The challenge of incorporating popular mandate into the sovereignty of god in Iran

Stream: Panel 25 - Comparative Politics: Faithful Contestations: Democratic Learning Curve of Islamists
Date: Tuesday, 27 September 2016
Time: 11.30 am – 1.00 pm

Abstract

The Islamic Republic of Iran (IRI) projects its form of government that brings Islam and democracy together. Accordingly, the IRI is at once legitimised by following Islamic teachings and enjoying popular support. This perspective masks an underlying contradiction at the heart of the IRI which has caused periodic crises, at times presenting it with existential challenges. The contradiction hinges on the question of sovereignty and source of political legitimacy. Divine rule and popular mandate point to very different modes of government and political rule. This is why the procedural commitments to elections and popular mandate has presented the IRI with surprising challenges, most recently with the election of Hassan Rouhani who has negotiated a nuclear deal with Western powers. While the deal promises to remove crippling sanctions and boost Iranian economy, it also subjects Iran to an unprecedented inspection regime which many in the political elite view as humiliating and oppressive. This paper explores the uneasy relationship between divine and popular sovereignty, and how the government of president Rouhani has leveraged his popular mandate for change to push back against ideological red lines. The paper will conclude with an assessment of the extent to which this push for reform against ideological pillars of the state, most notably divine sovereignty, may be successful in reversing the hierarchy of authority in the IRI.

Authors

Shahram Akbarzadeh (Presenter), Deakin University
Shahram Akbarzadeh is Research Professor of Middle East & Central Asian Politics based at Deakin University and holds the prestigious ARC Future Fellowship. His research interests lie in Middle East politics, Central Asia politics, political Islam and extremism and Islam in the West. He has published more than 40 refereed papers in leading international journals. Among his latest publications are a sole-authored book on Uzbekistan and the United States, a co-authored book on US Foreign Policy in the Middle East, and a co-authored book on Muslim Active Citizenship in the West.

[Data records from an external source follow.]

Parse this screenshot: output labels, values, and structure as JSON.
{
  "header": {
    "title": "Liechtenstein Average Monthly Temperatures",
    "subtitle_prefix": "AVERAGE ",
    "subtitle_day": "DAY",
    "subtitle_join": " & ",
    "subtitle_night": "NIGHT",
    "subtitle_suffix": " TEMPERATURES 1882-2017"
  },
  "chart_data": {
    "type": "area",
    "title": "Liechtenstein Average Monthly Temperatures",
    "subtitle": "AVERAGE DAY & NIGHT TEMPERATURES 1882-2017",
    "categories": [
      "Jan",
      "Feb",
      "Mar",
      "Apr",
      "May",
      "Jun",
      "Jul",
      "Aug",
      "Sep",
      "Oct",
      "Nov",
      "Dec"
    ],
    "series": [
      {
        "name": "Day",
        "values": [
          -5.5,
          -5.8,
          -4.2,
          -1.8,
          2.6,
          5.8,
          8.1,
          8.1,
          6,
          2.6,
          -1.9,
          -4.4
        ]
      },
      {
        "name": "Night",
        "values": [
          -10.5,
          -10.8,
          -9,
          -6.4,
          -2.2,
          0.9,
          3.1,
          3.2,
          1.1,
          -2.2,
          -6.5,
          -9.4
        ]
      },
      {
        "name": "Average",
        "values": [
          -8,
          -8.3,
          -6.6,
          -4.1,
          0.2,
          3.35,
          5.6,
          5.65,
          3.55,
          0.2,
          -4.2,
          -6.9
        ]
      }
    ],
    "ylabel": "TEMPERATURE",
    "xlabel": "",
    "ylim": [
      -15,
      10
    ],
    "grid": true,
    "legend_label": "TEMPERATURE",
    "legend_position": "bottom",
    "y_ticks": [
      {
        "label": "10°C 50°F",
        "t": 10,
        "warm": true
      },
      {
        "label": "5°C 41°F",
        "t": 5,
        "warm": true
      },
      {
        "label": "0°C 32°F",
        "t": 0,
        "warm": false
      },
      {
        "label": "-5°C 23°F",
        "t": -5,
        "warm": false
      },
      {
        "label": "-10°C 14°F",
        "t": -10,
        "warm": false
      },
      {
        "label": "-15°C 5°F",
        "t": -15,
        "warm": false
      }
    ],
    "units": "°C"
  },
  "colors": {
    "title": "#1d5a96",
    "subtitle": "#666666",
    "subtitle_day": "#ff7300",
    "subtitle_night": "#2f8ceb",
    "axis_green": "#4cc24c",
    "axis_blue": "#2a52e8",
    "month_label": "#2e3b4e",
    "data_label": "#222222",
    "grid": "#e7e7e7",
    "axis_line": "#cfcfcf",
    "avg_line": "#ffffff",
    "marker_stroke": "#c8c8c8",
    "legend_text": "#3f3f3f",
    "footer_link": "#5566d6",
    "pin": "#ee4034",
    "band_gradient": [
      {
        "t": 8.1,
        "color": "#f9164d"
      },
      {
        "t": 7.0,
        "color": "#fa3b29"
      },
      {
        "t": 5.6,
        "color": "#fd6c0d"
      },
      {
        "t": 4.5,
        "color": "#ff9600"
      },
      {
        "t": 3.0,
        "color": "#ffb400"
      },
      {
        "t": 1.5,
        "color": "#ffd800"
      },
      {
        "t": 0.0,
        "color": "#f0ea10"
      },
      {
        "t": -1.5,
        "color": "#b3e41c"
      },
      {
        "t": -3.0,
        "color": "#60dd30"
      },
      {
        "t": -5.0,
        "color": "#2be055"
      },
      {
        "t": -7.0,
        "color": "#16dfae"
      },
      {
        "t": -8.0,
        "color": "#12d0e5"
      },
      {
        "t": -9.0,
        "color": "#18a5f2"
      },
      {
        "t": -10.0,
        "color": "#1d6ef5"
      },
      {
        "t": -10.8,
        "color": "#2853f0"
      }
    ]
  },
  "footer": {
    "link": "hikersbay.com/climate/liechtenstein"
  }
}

James Barry (Presenter), Deakin University
James Barry is an Associate Research Fellow with Alfred Deakin Institute for Citizenship and Globalisation (ADI). James’ research interests involve the intersections of religious, linguistic and national conceptions of identity in the Middle East, specifically Iran. James speaks Armenian and Persian-Farsi.James has published in a variety of journals, including the British Journal of Middle Eastern Studies, the Muslim World and Islam and Christian-Muslim Relations. James was also involved in research on decision-making among irregular maritime arrivals to Australia or living in Indonesia, particularly migrants from Iran, Iraq and Afghanistan. James was a lecturer at Monash University from 2012 to 2014.